Existential Horror, 70s-Style in Richard Kelly’s ‘The Box’

I recently saw The Box, a movie by Donnie Darko’s director Richard Kelly, and starring Cameron Diaz and James Marsden. It was on TV, interrupted by commercials for inane things, so I didn’t get the full immersive effect. I don’t think it was a great movie, by any stretch of the imagination, but it was very, very disturbing and mind-trippy.  I won’t rehash the plot, which expands a Twilight Zone style idea/moral quandary, complete with a MacGuffin.

It’s set in the 70s and evokes the feel of the horror movies of the 70s, not just in the costumes (feathered hair, leisure suits) but also in the pacing and the exquisitely crafted mood of dread. The film is wan and washed out and there’s a kind of cinema verite flatness to the acting. Frank Langella, as a Satan character, is terrifying both in his disfigurement and his understated menace.
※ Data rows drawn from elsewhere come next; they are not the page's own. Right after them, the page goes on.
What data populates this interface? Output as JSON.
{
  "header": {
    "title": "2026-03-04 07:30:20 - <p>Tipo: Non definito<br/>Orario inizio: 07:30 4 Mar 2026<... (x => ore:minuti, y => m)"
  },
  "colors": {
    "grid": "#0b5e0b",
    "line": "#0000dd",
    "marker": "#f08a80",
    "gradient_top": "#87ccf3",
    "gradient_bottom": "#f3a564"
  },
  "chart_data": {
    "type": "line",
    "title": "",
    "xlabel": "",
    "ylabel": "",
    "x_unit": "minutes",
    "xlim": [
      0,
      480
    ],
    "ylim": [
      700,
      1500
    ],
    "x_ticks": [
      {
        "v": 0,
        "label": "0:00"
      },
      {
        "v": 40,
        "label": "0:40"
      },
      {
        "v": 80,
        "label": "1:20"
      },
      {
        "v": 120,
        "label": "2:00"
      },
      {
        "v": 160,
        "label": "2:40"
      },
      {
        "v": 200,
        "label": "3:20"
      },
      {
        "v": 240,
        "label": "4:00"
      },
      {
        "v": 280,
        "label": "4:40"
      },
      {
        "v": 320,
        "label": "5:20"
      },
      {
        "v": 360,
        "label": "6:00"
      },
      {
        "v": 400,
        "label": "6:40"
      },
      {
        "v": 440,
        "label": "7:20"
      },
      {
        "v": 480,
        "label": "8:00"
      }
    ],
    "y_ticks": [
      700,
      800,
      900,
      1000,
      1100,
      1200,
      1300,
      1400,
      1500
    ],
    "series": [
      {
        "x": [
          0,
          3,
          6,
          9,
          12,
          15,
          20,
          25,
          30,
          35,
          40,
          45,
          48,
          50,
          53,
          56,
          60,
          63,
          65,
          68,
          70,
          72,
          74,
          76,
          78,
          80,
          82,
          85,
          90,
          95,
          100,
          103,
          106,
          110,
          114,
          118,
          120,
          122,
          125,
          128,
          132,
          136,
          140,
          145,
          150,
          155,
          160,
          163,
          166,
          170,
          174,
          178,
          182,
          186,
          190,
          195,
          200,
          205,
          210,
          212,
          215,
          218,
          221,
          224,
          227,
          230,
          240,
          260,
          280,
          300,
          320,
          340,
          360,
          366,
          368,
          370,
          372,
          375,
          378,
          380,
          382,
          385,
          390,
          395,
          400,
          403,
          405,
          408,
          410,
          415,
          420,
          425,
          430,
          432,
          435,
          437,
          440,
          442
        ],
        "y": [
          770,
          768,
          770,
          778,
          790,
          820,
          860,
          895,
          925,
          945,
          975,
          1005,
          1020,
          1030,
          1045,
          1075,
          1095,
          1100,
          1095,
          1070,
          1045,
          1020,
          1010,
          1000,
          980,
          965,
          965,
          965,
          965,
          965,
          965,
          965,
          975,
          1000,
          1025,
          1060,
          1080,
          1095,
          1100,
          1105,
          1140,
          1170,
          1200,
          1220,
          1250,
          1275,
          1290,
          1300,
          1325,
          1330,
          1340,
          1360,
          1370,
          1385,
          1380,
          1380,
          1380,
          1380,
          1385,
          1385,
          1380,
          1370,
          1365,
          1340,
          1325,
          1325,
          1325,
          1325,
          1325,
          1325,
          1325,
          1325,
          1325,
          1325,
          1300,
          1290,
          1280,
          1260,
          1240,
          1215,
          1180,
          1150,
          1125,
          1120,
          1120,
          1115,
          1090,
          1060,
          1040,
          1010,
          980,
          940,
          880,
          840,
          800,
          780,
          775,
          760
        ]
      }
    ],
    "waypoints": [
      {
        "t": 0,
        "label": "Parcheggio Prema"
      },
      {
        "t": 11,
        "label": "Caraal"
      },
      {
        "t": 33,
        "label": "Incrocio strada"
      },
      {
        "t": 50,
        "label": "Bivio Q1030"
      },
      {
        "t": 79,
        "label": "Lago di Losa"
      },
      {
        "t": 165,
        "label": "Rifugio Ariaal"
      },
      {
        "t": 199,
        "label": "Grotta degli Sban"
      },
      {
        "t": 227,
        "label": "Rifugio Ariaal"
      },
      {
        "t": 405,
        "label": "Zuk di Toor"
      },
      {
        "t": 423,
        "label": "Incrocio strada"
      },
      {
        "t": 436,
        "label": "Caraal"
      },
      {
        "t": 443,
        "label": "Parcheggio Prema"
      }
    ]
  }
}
Weird scenes of possession combined with vintage sci-fi effects (sterile, all white labs, portals of hover water) are a complete homage to such horror classics as The Exorcist, The Omen and even Trilogy of Terror. The horror is existential, as the sinister back-story is slowly revealed, and as a viewer, you have to put some of the pieces together.

The Box is not a great film, but it does stick with you.